Child labor increases as children are forced to leave school and provide for the family. While old workers leave the factory at one door, their own children enter at another – at lower wages. We have the case at present of unemployment generally and child labor specifically mounting at the same time.
During periods of unemployment the wages of those at work are slashed by the boss. The answer to any resistance is: “there are plenty outside who want your job.”
These are but a few of the effects of unemployment upon the workers. Every worker must ask himself: What is to blame?

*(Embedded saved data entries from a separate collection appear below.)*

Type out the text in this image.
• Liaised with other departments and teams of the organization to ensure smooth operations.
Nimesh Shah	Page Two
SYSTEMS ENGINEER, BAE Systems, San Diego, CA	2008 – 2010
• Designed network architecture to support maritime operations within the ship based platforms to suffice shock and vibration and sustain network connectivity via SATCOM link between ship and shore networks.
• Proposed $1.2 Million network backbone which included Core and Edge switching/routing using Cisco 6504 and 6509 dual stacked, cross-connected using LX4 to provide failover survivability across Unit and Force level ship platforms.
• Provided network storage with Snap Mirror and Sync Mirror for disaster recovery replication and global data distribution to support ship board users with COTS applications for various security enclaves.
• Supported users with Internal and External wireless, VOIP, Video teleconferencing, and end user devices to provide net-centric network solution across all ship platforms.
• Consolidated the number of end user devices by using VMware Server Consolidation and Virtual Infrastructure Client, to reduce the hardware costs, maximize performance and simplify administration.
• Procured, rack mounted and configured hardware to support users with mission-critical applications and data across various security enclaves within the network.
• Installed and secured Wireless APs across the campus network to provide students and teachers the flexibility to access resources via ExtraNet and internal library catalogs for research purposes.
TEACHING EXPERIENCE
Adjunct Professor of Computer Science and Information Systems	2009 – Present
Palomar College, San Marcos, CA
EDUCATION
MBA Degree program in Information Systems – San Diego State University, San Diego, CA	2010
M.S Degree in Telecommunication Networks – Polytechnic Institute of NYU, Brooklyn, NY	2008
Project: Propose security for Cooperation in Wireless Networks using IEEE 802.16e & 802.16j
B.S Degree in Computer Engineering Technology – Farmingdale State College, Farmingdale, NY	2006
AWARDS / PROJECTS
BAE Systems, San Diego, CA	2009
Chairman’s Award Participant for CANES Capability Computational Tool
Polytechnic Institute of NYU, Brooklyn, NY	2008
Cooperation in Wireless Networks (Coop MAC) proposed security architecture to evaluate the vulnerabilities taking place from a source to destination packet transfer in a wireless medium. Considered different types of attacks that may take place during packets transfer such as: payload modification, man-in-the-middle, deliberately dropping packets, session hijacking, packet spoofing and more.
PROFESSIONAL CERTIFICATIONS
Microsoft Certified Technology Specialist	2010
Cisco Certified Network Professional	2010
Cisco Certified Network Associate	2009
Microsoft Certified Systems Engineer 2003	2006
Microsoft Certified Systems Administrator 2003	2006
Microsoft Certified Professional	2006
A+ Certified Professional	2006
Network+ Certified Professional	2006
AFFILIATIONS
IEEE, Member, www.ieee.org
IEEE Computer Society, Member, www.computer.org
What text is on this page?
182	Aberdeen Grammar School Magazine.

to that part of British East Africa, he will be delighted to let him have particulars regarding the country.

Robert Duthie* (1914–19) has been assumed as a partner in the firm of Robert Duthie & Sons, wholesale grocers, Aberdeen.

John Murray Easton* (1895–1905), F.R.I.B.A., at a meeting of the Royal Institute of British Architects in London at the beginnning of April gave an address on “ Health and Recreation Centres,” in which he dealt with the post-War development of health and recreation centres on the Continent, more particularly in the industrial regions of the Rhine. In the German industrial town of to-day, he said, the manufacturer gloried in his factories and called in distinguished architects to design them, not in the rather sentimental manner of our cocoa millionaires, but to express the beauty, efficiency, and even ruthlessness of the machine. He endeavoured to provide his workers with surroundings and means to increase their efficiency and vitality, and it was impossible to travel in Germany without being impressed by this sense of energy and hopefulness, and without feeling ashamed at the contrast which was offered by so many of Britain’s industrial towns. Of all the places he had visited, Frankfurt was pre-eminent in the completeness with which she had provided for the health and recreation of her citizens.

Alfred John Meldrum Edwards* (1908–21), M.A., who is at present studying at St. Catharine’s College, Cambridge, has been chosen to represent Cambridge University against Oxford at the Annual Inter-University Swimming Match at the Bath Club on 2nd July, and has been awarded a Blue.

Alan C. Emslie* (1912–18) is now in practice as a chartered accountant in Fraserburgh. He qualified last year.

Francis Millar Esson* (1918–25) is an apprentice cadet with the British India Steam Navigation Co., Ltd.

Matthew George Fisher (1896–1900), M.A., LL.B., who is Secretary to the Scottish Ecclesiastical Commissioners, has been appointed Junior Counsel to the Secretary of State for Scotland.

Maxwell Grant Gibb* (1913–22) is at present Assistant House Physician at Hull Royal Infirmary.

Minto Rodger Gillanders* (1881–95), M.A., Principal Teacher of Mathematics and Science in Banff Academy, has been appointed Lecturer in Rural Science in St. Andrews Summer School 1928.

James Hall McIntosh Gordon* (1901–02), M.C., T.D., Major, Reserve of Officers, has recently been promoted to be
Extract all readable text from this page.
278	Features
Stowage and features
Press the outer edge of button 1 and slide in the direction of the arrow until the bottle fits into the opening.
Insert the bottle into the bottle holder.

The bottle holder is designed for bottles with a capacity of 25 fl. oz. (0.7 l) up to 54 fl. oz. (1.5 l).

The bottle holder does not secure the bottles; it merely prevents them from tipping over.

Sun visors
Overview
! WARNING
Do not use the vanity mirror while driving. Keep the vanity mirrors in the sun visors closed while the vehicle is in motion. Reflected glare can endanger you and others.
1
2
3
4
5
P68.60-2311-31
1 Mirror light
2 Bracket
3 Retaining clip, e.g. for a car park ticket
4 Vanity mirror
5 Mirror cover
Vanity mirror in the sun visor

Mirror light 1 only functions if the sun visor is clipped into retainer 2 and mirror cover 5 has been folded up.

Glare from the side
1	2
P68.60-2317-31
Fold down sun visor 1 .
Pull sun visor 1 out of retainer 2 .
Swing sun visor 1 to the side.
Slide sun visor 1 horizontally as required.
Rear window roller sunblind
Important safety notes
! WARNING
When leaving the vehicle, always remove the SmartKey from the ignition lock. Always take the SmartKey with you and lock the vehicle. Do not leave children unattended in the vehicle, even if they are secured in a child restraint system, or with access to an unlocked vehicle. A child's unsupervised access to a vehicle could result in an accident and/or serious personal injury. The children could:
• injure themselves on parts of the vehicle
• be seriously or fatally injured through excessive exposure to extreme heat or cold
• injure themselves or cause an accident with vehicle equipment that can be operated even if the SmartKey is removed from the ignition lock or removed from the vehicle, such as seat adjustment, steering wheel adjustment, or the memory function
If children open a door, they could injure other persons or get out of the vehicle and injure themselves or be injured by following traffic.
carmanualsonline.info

The skilled worker says: the machine; the adult: the youth; men: women; white: the Negro; the native: the foreigner; the deluded Republican workers says its the Democratic administration; the Democratic worker says its the Republican administration.
None of these are true. The youth, the women, the Negro, the foreigner, the Republican and Democrat all suffer from unemployment. While one group blames another, the boss has a hearty laugh as he sees the divided and thereby powerless workers quarreling among themselves.
The socialists have no cure for unemployment as socialist governments have proven in Europe: witness England, Germany, etc.
Only by overthrowing the system of capitalism will unemployment be done away with. The society of Communism alone can eliminate the terror of unemployment. Capitalism will be replaced by employment and plenty for all. To help bring this about all workers should join the Communist League of America (Opposition) and help fight for the overthrow of capitalism and the establishment of Communism.